MDB e Celina Leão retomam diálogo após crise política no DF

O clima de rompimento entre a governadora Celina Leão (PP) e a cúpula do MDB do Distrito Federal durou pouco tempo. Depois da tensão provocada por declarações públicas e articulações nos bastidores, o cenário político voltou a ser recalibrado para preservar, ao menos publicamente, a aliança entre os grupos que comandam o Distrito Federal.
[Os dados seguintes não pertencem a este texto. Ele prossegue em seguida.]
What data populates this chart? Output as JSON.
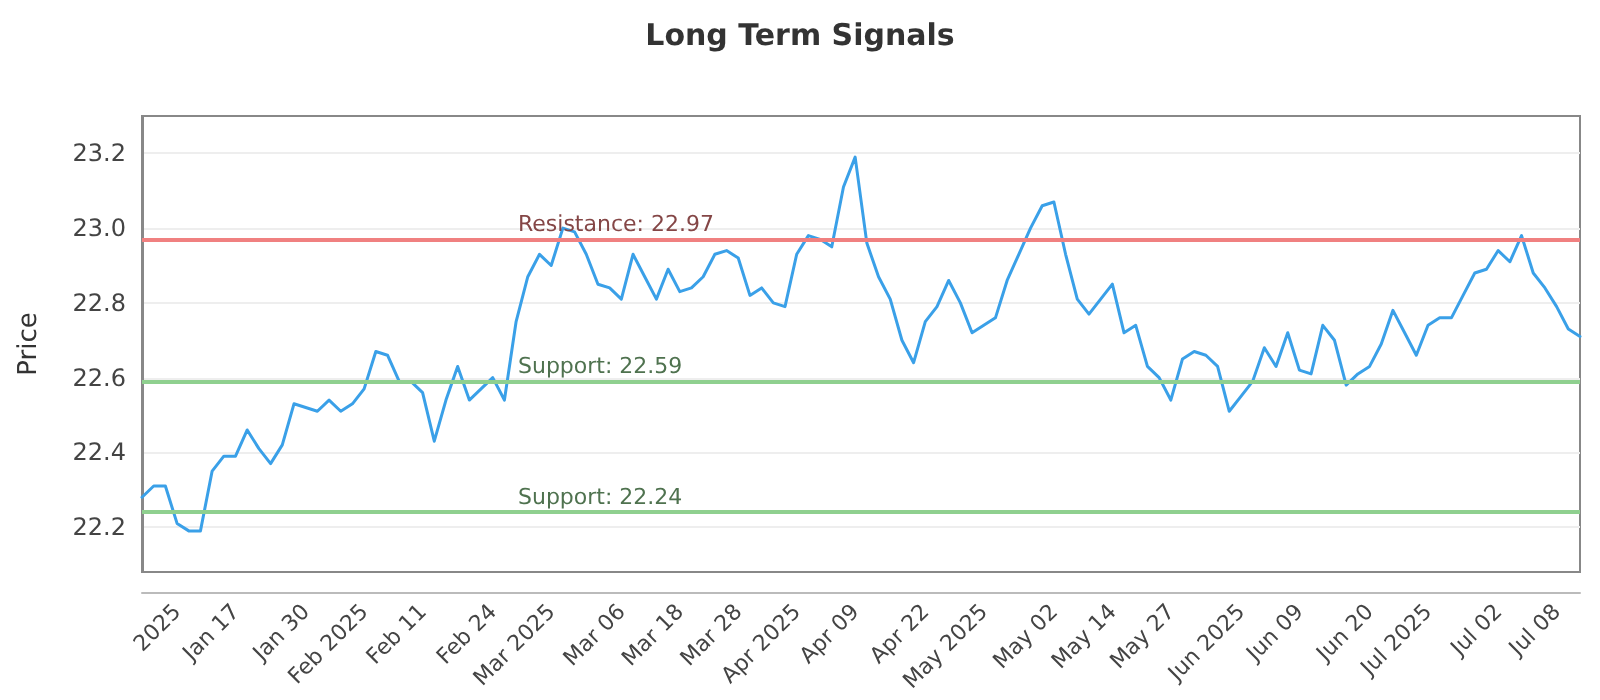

A própria Celina Leão afirmou acreditar que o MDB seguirá ao lado da direita nas eleições de 2026 e minimizou a possibilidade de uma separação definitiva entre os partidos. “Não tem como o MDB não estar junto conosco. É bom para a aliança e é bom para o partido também”, declarou a governadora.

Nos bastidores, a avaliação é de que o movimento de distensão ocorreu após a repercussão negativa do embate entre aliados históricos do grupo político liderado pelo ex-governador Ibaneis Rocha (MDB). A crise havia sido intensificada depois de reuniões do MDB que indicavam a possibilidade de lançamento de uma candidatura própria ao Palácio do Buriti.

O presidente do MDB-DF e da Câmara Legislativa do Distrito Federal (CLDF), Wellington Luiz, tratou de reduzir a temperatura do conflito. Em entrevista, o distrital afirmou que o desgaste entre Ibaneis e Celina é “administrável” e não representa uma ruptura definitiva.

Experiente articulador da política local, Wellington assumiu papel de conciliador e afirmou que divergências eram esperadas diante dos perfis dos dois líderes políticos. “O governo tem que ter a cara dela, é natural, como nos últimos sete anos teve a do Ibaneis. A gente tem que respeitar isso e respeitar, também, a história do que ele fez, independentemente do que estamos vivendo agora”, afirmou.

Autonomia

Apesar do discurso de reaproximação, os bastidores do Palácio do Buriti apontam que Celina Leão continua reforçando sua autonomia administrativa e política. Integrantes do MDB avaliam que a governadora busca consolidar uma marca própria de gestão, sem depender diretamente do grupo de Ibaneis Rocha.

Um dos sinais dessa independência veio nesta sexta-feira (22), com a exoneração da secretária de Desenvolvimento Social, Jackeline Couto Canhedo, indicada pelo ex-governador. A mudança foi publicada no Diário Oficial do Distrito Federal (DODF).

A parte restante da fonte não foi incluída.